Cette stratégie de communication, bien que puissante, ne masque pas les critiques. La popularité réelle du régime reste difficile à évaluer dans un contexte où la liberté d’expression est étouffée.
Un échec sécuritaire persistant
L’un des échecs les plus criants de la junte réside dans sa gestion de la crise sécuritaire. En 2022, Ibrahim Traoré promettait un retour rapide de la stabilité face aux attaques jihadistes. Pourtant, trois ans plus tard, la situation reste alarmante. Si le régime revendique avoir repris 72 % du territoire, ces chiffres sont contestés par les experts, qui estiment que de vastes zones échappent encore au contrôle de l’État.
Les jihadistes continuent d’attaquer les convois et de maintenir des blocus dans le nord, tandis que l’armée est régulièrement accusée d’exactions contre les civils. « Traoré voyait ses hommes tomber au front, mais il n’a pas mesuré la complexité politique de la crise, » explique Fahiraman Rodrigue Koné. Cette rhétorique martiale, bien qu’efficace pour galvaniser ses soutiens, ne résout pas les problèmes structurels.

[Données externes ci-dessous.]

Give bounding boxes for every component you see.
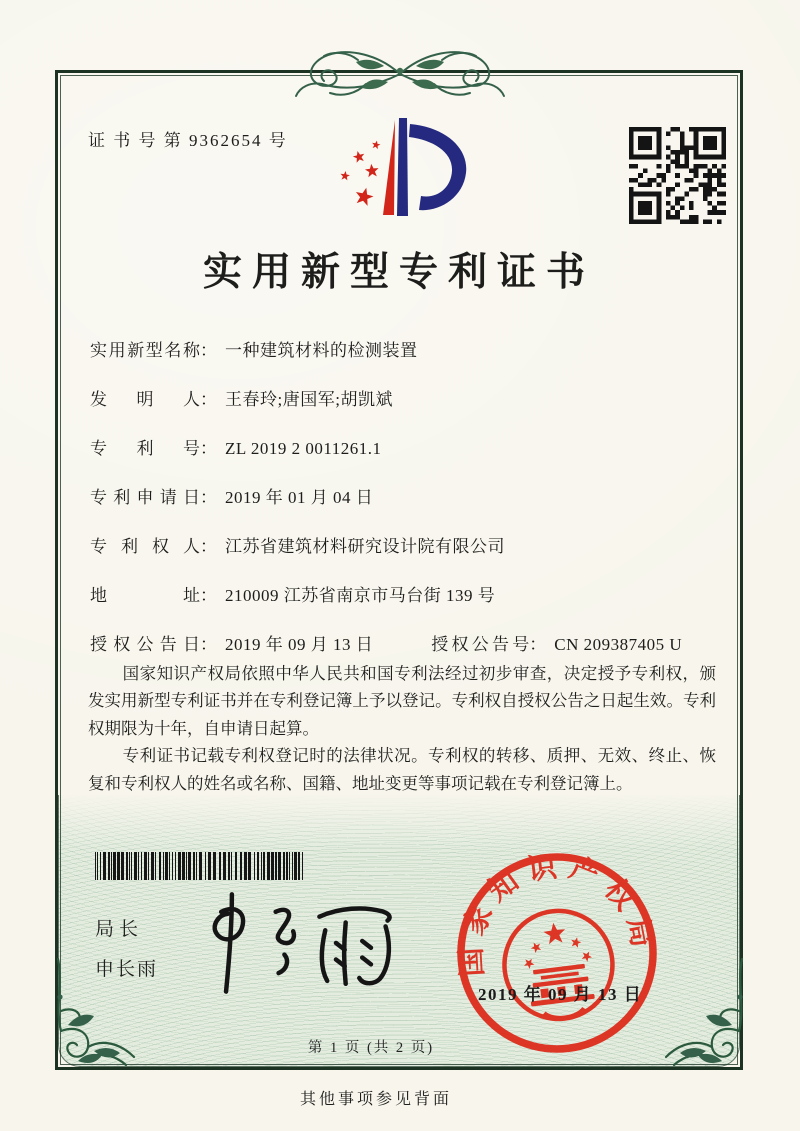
field-value: 2019 年 01 月 04 日	[225, 488, 374, 507]
grant-number-group	[431, 630, 682, 655]
field-row-patentee	[90, 532, 720, 555]
field-value: 210009 江苏省南京市马台街 139 号	[225, 586, 496, 605]
barcode	[95, 852, 309, 880]
colon: ：	[200, 341, 217, 360]
field-row-filing-date	[90, 483, 720, 506]
field-row-grant	[90, 630, 720, 653]
cnipa-logo-icon	[333, 115, 469, 231]
colon: ：	[200, 586, 217, 605]
field-value: CN 209387405 U	[554, 635, 683, 654]
back-side-note: 其他事项参见背面	[300, 1091, 453, 1108]
field-value: 2019 年 09 月 13 日	[225, 635, 374, 654]
commissioner-role-label: 局长	[95, 919, 144, 940]
colon: ：	[529, 635, 547, 654]
colon: ：	[200, 390, 217, 409]
legal-paragraph: 国家知识产权局依照中华人民共和国专利法经过初步审查，决定授予专利权，颁发实用新型专利证书并在专利登记簿上予以登记。专利权自授权公告之日起生效。专利权期限为十年，自申请日起算。	[88, 664, 716, 738]
colon: ：	[200, 635, 217, 654]
field-label: 地址	[90, 586, 200, 605]
field-row-inventors	[90, 385, 720, 408]
field-label: 发明人	[90, 390, 200, 409]
field-row-name	[90, 336, 720, 359]
legal-paragraph: 专利证书记载专利权登记时的法律状况。专利权的转移、质押、无效、终止、恢复和专利权人的姓名或名称、国籍、地址变更等事项记载在专利登记簿上。	[88, 746, 716, 793]
legal-text	[88, 660, 716, 797]
top-flourish-ornament	[238, 38, 562, 106]
field-label: 专利申请日	[90, 488, 200, 507]
field-value: 江苏省建筑材料研究设计院有限公司	[225, 537, 505, 556]
field-value: ZL 2019 2 0011261.1	[225, 439, 382, 458]
field-label: 实用新型名称	[90, 341, 200, 360]
qr-code	[629, 127, 726, 224]
certificate-title: 实用新型专利证书	[202, 251, 595, 294]
handwritten-signature	[192, 880, 406, 1002]
field-label: 授权公告号	[431, 635, 530, 654]
field-label: 授权公告日	[90, 635, 200, 654]
seal-ring-text: 国家知识产权局	[455, 850, 660, 978]
certificate-number: 证 书 号 第 9362654 号	[88, 131, 288, 150]
field-list	[90, 336, 720, 679]
field-label: 专利权人	[90, 537, 200, 556]
colon: ：	[200, 537, 217, 556]
field-row-address	[90, 581, 720, 604]
colon: ：	[200, 488, 217, 507]
national-emblem-icon	[498, 905, 618, 1025]
colon: ：	[200, 439, 217, 458]
field-value: 一种建筑材料的检测装置	[225, 341, 418, 360]
field-value: 王春玲;唐国军;胡凯斌	[225, 390, 393, 409]
seal-date: 2019 年 09 月 13 日	[478, 985, 643, 1004]
field-label: 专利号	[90, 439, 200, 458]
page-number: 第 1 页 (共 2 页)	[307, 1040, 435, 1056]
official-seal	[434, 830, 679, 1075]
field-row-patent-no	[90, 434, 720, 457]
commissioner-name: 申长雨	[95, 959, 159, 980]
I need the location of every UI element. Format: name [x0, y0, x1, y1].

« À l’intérieur, ce sont les terroristes qui terrorisent. Dans les grandes villes, c’est le pouvoir qui terrorise les populations. »
Un habitant anonyme
Ce paradoxe résume le sentiment de beaucoup : un pays pris entre deux feux, où la menace jihadiste et la répression étatique se conjuguent pour maintenir la population dans l’angoisse.
Vers un avenir incertain
Le Burkina Faso de 2025 est un pays transformé, mais à quel prix ? La junte, sous la bannière du souverainisme et du panafricanisme, a imposé un contrôle strict sur la société, muselant les voix critiques et façonnant une jeunesse à son image. Pourtant, les défis restent immenses : l’insécurité persiste, l’économie vacille, et la liberté d’expression est un lointain souvenir.
- Surveillance accrue : Les comités de vigilance et les brigades laabal maintiennent un contrôle social strict.
- Propagande efficace : Les réseaux sociaux glorifient Traoré, masquant les critiques sous un flot de désinformation.
- Insécurité persistante : Les jihadistes contrôlent toujours des zones entières, défiant les promesses du régime.
Dans ce contexte, les Burkinabè naviguent entre résignation et espoir prudent. La vision d’un Burkina Faso souverain, débarrassé des influences étrangères, séduit certains, mais le coût humain et social de cette transformation reste lourd. L’avenir dira si le régime de Traoré parviendra à concilier ses ambitions idéologiques avec les besoins d’une population en quête de stabilité et de liberté.